Jakarta – Ahli hukum kehutanan dari Universitas Al Azhar Indonesia, Sadino, menyatakan bahwa tindakan hukum. Perlu diambil untuk menangani banyaknya kasus penjarahan kelapa sawit.
Dalam sebuah pernyataan di Jakarta pada hari Senin, dia menyoroti banyaknya penjarahan yang terjadi setelah penyegelan dan pengambilan alih ribuan hektare lahan sawit di Kalimantan Tengah oleh Satgas Garuda Penertiban Kawasan Hutan.
Sadino mengungkapkan bahwa jika penjarahan ilegal ini tidak segera dihentikan, hal itu dapat mengganggu produktivitas industri kelapa sawit yang mendukung perekonomian negara.
“Saya khawatir kejadian ini akan menyebar ke wilayah lain, terutama di tempattempat yang sudah dipasang tanda. Ini berarti arahan Presiden Prabowo Subianto tidak diindahkan, yang meminta agar produksi dan keberlanjutan industri sawit tidak terganggu,” ujar Sadino.
Dia menyatakan bahwa pemerintah menghadapi keterbatasan dalam jangkauan dan dana, sehingga pengawasan tidak mencakup seluruh area karena luasnya lahan sawit yang terpisah. Selain itu, pendekatan pengamanan oleh TNI bukan bagian dari tugasnya.
Bagi perusahaan, hal ini menimbulkan kebingungan karena Perpres No 5 Tahun 2025 memberi peluang bagi negara untuk mengambil alih lahan sawit meskipun tidak tercakup dalam Undangundang Cipta Kerja.
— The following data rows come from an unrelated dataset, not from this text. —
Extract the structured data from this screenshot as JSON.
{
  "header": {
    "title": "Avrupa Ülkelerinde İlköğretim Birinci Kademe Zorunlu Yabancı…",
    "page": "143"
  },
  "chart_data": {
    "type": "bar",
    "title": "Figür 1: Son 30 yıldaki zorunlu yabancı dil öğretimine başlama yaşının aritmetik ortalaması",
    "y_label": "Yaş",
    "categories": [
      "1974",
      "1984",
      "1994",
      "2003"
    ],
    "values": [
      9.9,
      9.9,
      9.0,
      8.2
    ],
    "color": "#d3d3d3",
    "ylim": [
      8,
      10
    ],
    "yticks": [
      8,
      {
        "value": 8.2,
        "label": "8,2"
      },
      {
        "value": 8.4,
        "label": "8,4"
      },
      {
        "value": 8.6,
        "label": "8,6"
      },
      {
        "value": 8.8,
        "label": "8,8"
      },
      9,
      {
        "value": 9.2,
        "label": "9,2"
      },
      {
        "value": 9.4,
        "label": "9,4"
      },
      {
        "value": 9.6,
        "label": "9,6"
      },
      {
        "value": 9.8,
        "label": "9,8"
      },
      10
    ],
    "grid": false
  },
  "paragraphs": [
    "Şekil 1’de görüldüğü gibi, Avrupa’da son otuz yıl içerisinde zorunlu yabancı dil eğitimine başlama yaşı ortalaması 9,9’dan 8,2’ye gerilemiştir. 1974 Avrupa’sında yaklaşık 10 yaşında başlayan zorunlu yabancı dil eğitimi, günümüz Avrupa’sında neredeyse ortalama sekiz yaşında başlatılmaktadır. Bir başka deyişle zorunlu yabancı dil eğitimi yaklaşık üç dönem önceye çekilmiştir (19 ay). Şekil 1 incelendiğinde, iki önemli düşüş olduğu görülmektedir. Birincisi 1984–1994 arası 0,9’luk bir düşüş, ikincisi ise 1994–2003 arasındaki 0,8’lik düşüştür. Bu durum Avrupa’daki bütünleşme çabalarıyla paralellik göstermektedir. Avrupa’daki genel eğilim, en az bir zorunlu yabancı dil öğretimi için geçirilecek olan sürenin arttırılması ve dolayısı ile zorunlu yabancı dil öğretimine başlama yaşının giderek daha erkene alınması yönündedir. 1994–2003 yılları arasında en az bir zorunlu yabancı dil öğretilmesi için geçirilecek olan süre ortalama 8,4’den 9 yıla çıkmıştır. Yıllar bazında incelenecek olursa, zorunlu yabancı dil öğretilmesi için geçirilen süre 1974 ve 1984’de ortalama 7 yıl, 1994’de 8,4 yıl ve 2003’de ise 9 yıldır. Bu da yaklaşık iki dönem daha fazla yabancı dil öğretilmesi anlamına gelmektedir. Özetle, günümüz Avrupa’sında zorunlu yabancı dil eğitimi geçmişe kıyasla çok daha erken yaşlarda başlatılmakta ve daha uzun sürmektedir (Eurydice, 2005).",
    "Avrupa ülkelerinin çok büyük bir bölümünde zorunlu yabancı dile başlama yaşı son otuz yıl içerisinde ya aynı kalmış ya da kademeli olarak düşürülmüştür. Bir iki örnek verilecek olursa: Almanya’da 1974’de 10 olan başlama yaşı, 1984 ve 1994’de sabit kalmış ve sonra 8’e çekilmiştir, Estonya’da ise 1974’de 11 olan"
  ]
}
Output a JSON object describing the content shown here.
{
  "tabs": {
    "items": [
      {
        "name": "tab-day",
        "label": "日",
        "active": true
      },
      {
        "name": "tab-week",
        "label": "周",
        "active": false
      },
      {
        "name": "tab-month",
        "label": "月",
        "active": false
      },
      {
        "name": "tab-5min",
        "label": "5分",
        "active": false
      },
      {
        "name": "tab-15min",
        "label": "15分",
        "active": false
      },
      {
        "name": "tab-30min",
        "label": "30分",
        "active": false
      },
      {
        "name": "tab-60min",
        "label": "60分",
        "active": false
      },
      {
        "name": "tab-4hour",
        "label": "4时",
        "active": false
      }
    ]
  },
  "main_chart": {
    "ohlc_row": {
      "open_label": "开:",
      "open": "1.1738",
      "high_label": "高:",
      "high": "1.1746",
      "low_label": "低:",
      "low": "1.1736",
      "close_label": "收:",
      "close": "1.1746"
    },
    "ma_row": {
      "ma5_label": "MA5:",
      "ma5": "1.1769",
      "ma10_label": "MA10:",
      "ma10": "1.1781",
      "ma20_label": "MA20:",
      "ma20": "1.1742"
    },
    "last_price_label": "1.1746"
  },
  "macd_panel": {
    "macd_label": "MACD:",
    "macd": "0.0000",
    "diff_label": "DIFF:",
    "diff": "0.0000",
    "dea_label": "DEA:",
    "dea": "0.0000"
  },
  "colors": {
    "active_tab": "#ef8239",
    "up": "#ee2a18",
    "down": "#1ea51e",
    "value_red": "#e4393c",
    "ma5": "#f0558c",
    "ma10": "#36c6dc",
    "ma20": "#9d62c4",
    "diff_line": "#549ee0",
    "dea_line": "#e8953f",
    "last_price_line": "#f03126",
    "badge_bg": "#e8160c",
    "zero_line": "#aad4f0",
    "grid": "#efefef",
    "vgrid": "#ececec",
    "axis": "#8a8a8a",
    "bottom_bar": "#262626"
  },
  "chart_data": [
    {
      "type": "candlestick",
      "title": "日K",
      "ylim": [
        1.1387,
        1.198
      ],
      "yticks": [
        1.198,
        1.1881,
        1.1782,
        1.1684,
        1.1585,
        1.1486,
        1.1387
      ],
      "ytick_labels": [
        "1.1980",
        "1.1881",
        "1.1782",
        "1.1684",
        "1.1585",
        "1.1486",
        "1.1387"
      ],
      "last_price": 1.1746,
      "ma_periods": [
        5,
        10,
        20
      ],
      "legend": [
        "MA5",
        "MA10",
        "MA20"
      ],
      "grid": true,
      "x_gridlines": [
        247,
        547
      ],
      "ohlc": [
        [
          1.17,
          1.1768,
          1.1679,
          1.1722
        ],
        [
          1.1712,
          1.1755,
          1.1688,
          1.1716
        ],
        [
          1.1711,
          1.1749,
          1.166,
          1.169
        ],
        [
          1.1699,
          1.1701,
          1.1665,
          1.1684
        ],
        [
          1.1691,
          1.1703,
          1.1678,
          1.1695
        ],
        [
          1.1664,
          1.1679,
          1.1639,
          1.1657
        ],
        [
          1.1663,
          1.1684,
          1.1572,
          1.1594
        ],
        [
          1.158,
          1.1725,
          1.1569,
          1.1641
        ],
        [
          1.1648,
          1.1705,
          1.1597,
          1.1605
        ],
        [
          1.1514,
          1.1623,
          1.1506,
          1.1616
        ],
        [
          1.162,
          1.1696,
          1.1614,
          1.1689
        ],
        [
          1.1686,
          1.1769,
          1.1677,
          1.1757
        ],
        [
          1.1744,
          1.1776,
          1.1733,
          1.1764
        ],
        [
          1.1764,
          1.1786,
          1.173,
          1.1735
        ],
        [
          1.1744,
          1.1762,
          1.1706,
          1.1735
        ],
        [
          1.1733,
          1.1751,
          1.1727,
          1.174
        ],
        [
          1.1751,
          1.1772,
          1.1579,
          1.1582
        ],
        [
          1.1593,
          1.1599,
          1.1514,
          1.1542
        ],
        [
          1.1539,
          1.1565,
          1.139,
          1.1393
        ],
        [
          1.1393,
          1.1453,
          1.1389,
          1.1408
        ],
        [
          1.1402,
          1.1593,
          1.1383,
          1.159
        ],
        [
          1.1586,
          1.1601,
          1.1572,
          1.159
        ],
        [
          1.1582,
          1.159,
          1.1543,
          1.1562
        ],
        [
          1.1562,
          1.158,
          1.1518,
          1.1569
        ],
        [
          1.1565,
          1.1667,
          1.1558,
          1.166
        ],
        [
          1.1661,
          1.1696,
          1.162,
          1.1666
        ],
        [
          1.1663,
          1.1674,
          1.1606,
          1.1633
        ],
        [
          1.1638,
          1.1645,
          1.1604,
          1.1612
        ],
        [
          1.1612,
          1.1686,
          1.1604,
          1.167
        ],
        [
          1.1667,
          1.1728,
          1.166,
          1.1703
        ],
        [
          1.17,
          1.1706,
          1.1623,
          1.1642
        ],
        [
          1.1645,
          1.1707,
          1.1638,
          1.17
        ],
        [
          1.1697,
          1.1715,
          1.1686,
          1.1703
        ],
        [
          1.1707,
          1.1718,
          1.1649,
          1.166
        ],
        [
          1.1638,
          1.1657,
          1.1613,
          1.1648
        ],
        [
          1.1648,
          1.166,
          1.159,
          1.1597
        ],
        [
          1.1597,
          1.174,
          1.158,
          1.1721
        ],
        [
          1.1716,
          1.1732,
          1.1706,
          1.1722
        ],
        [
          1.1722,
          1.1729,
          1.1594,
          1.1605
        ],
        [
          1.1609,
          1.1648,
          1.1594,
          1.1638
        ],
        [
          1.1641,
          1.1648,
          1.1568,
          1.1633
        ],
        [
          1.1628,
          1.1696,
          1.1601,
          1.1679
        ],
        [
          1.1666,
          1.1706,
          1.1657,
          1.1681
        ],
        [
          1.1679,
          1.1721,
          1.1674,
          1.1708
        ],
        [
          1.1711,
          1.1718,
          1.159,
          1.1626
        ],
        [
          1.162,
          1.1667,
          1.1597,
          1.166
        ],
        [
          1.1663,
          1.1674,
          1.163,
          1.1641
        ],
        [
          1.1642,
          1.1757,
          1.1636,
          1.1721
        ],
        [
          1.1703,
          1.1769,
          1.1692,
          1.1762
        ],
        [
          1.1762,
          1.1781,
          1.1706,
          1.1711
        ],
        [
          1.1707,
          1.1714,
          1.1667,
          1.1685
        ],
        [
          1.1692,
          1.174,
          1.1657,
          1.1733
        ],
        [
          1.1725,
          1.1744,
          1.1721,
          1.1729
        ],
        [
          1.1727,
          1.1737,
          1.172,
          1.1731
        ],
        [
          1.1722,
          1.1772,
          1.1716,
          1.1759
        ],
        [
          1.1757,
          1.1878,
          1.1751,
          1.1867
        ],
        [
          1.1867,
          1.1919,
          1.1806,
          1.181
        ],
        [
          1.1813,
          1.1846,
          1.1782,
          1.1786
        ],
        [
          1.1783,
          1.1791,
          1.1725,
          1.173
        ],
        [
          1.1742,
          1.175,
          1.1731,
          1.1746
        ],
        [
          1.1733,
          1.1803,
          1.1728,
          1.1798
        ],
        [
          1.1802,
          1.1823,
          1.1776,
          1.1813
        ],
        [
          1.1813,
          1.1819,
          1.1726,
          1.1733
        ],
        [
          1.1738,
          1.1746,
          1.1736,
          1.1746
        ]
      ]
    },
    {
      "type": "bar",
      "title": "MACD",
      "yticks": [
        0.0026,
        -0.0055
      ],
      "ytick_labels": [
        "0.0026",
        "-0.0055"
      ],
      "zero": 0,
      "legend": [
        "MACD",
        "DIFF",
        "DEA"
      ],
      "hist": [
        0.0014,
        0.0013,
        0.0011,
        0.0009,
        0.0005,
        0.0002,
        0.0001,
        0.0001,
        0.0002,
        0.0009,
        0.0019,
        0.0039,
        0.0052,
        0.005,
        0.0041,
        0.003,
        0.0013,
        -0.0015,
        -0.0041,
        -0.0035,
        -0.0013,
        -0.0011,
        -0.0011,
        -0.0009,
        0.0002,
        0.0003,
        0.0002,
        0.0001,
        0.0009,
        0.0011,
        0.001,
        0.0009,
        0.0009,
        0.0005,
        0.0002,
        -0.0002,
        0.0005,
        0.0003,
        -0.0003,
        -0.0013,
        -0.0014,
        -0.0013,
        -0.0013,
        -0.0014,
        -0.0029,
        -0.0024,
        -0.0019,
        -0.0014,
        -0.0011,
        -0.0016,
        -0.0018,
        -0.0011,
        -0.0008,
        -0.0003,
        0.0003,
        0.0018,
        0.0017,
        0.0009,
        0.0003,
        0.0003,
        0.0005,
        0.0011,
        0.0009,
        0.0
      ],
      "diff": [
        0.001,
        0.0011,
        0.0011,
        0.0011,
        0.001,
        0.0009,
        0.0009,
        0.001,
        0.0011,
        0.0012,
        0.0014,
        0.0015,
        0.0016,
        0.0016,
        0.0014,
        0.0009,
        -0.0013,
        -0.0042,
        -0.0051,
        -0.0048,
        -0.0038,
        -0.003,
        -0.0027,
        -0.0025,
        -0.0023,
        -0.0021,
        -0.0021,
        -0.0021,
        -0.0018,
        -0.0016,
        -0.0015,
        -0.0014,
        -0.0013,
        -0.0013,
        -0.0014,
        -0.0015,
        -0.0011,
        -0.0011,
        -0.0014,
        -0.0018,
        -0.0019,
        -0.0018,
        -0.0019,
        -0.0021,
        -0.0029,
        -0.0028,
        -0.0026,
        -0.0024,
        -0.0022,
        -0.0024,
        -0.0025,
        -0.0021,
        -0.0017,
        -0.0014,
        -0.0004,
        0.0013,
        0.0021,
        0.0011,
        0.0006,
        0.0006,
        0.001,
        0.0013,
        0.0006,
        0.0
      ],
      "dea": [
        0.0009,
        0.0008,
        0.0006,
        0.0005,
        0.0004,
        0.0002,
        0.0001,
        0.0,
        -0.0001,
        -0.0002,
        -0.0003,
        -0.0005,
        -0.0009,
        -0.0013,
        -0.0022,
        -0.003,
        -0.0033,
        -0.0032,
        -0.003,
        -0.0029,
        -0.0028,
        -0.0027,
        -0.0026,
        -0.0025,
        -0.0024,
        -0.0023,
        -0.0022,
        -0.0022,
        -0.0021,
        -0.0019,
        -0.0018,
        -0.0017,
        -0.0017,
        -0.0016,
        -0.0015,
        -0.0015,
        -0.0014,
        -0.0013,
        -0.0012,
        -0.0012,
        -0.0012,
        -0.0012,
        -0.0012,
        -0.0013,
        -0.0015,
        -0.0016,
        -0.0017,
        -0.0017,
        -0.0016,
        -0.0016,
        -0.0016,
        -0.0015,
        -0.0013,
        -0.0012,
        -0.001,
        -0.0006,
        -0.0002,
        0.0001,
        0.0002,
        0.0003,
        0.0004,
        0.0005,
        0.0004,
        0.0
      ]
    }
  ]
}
Sadino berpendapat bahwa aparat keamanan seharusnya tidak memasang tanda kepemilikan sebelum status lahan dipastikan jelas, karena negara juga akan kesulitan dalam mengatasi masalah sosial yang muncul.
Dia juga menilai pengambilalihan lahan oleh Satgas bertentangan dengan Pasal 110A dan 110B UU No 6 tahun 2023 mengenai Cipta Kerja.
Lebih lanjut, pengambilan lahan yang sudah memiliki izin hak guna usaha (HGU) dipastikan akan menurunkan minat investor untuk berinvestasi di sektor perkebunan.
Menurut Sadino, status hukum Satgas bisa menjadi bahan perdebatan dalam penegakan hukum.
Dia berharap keberadaan Satgas tidak menghalangi proses produksi dan produktivitas lahan sawit.
“Saya sangat berharap agar hal ini tidak mengganggu perekonomian. Tanah yang sudah memiliki hak, seperti SHM (sertifikat hak milik), HGB (hak guna bangunan), dan HGU (hak guna usaha) yang bukan kawasan hutan, seharusnya dikeluarkan,” kata Sadino.
Sektor kelapa sawit memiliki kontribusi besar terhadap perekonomian negara. Menurut Kementerian Keuangan, diperkirakan kapasitas produksi nasional industri kelapa sawit tahun 2023 mencapai Rp729 triliun.
Industri sawit memberikan kontribusi sekitar Rp 88 triliun kepada APBN 2023, yang terdiri dari penerimaan pajak Rp 50,2 triliun, PNBP Rp 32,4 triliun, dan Bea Keluar Rp 6,1 triliun.
Saat ini, sektor sawit di Indonesia melibatkan 2,4 juta petani swadaya dan 16 juta tenaga kerja.